How To Test Your PC For Failing Hardware
Good PC ownership is a lot like good car ownership. You do more than just use it, you learn something about how it works. You don’t need to be a PC technician or a mechanic, but you should be able to identify certain signs of trouble so you can get your rig in for maintenance. Unfortunately, checking out your PC for failing hardware isn’t quite as hands-on and easy to do as checking your car for worn tires or dirty oil. Fortunately, you have access to the minds of MakeUseOf.com and a wide web of free tools to test for failing hardware. Or, more appropriately, to check on the health of your hardware.
If you’ve ever opened up your computer, you know there is a lot of hardware in there, a lot of potential points of failure. That’s how pessimists and engineers talk. However, there are certain points which are more prime for failure than others. Those pieces of hardware that either generate heat or have moving parts tend to be the ones that fail most often.

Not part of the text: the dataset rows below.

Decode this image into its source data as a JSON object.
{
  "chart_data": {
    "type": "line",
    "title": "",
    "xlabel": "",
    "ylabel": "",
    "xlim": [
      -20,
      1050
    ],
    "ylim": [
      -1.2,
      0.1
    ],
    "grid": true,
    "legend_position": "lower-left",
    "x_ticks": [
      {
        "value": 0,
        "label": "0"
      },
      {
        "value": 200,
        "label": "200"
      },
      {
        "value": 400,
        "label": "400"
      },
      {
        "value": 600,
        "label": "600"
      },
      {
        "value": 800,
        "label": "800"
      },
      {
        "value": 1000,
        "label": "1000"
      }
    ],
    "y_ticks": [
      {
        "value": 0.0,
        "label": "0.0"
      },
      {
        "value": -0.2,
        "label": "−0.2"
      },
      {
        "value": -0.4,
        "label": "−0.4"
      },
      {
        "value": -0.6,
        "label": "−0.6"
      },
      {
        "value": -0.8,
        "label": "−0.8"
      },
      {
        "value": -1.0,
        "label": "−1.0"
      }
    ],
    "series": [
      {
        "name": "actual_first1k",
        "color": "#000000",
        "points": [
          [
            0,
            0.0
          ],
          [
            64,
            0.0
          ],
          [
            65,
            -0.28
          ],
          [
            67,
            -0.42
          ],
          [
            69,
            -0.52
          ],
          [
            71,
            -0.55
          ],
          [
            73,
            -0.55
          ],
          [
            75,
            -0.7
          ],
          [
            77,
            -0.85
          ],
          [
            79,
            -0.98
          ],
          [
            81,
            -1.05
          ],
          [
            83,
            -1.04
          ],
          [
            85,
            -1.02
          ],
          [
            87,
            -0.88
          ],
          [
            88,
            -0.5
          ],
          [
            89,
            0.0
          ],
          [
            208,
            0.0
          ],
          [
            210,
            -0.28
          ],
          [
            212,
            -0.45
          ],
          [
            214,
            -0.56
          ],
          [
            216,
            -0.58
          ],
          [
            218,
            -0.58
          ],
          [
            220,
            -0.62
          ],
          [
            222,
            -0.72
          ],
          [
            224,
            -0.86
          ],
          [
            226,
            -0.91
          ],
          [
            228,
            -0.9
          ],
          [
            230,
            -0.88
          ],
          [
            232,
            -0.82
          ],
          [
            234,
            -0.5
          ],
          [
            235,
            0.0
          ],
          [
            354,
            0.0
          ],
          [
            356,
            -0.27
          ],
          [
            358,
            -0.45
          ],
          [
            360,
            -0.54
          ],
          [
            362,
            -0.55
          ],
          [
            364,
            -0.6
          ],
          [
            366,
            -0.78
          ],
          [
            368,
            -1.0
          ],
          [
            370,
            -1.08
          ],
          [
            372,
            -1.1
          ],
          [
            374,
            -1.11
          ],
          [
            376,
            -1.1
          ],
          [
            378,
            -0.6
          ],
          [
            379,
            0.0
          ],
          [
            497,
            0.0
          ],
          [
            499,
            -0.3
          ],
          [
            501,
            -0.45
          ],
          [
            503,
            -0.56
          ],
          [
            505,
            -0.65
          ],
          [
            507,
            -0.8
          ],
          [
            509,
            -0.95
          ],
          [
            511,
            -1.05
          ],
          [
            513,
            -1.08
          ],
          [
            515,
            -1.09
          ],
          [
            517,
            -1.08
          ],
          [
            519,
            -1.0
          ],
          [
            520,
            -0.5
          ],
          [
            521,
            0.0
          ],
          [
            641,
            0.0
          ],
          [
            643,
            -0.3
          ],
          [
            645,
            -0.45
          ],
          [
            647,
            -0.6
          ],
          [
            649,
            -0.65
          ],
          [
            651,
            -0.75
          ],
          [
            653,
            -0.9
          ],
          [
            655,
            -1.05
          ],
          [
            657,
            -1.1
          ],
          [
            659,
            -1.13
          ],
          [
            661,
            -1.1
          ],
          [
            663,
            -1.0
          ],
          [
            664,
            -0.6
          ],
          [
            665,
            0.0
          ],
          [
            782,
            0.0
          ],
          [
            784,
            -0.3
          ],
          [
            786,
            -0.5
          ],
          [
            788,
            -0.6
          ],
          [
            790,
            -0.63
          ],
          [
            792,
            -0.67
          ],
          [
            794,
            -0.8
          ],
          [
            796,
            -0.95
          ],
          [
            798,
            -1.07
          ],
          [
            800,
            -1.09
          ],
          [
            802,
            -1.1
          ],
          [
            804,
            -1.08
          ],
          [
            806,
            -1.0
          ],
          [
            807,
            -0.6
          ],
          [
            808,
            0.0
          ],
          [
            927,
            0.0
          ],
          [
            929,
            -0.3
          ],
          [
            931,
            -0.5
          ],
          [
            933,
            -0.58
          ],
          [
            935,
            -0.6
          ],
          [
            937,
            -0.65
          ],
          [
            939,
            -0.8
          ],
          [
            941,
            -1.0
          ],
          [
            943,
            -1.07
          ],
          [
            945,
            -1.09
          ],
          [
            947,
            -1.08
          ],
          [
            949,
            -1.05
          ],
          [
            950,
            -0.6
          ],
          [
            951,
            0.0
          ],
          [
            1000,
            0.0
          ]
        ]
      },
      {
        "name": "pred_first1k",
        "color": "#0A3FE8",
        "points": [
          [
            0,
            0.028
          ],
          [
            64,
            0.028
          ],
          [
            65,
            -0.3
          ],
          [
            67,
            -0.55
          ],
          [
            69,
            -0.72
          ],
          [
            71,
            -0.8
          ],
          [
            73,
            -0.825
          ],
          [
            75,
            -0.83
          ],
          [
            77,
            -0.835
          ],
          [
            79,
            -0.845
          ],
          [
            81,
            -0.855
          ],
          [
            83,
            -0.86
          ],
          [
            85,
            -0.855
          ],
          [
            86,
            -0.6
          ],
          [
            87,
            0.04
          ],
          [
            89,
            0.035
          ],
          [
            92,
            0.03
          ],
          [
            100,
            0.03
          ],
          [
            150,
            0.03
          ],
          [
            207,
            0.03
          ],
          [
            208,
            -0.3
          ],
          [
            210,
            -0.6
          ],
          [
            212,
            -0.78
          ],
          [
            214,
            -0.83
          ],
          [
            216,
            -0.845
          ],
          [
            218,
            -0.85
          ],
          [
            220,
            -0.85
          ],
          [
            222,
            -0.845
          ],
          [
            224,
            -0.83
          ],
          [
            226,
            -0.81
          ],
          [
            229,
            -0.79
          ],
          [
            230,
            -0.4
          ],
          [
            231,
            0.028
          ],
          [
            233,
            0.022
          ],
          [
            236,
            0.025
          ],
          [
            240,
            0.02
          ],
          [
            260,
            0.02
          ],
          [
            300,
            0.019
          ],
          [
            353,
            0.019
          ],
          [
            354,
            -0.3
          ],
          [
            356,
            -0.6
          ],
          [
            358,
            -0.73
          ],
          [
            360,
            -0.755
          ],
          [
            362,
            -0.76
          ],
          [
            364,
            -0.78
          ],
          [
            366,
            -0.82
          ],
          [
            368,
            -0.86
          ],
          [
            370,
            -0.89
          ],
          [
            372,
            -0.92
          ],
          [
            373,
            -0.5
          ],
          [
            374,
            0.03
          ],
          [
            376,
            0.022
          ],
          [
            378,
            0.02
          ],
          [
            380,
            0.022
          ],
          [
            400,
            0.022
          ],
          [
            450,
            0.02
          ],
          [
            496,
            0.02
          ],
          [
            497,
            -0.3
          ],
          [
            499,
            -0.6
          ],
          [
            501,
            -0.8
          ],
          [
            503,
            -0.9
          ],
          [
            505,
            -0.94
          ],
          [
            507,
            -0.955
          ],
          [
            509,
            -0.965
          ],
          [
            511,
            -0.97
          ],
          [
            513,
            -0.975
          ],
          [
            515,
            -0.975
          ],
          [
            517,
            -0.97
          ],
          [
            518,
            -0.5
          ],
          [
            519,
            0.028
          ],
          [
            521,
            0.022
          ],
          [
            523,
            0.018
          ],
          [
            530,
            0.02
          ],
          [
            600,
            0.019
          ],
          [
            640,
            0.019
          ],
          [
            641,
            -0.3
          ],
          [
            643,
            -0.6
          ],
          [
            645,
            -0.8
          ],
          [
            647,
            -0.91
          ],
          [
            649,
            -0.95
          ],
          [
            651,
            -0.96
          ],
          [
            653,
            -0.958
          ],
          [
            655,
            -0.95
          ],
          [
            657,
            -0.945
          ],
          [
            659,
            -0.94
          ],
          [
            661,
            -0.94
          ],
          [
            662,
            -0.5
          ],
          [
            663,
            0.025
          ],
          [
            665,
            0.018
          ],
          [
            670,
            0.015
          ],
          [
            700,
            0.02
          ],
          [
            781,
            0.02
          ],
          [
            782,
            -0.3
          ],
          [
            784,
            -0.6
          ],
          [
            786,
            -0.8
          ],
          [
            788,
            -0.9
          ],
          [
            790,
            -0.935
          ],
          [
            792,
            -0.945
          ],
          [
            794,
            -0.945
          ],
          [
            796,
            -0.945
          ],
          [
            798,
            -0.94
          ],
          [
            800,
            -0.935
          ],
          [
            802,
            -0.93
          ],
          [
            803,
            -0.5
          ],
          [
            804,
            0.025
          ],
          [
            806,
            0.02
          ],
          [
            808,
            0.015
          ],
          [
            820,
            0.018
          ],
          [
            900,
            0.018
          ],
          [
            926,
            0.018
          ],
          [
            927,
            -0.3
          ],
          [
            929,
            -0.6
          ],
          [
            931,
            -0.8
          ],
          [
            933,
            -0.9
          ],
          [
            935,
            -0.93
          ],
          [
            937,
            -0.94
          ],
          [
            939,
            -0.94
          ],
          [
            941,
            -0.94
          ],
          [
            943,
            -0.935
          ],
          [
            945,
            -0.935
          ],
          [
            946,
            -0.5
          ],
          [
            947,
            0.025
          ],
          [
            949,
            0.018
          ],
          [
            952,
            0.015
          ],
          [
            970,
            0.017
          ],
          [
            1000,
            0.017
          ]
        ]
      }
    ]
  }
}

Now that you’re thinking along those lines, you’re probably thinking of fans, hard disk drives, and CPU’s or GPU’s. You’d be correct that those are probably the most common points of failure in a system. RAM also tends to fail too, since it is constantly being written and re-written to, or flashed as they say in the electronics world. Solid-state memory can only handle so many flashes before it begins to fail, and this also applies to solid-state hard drives.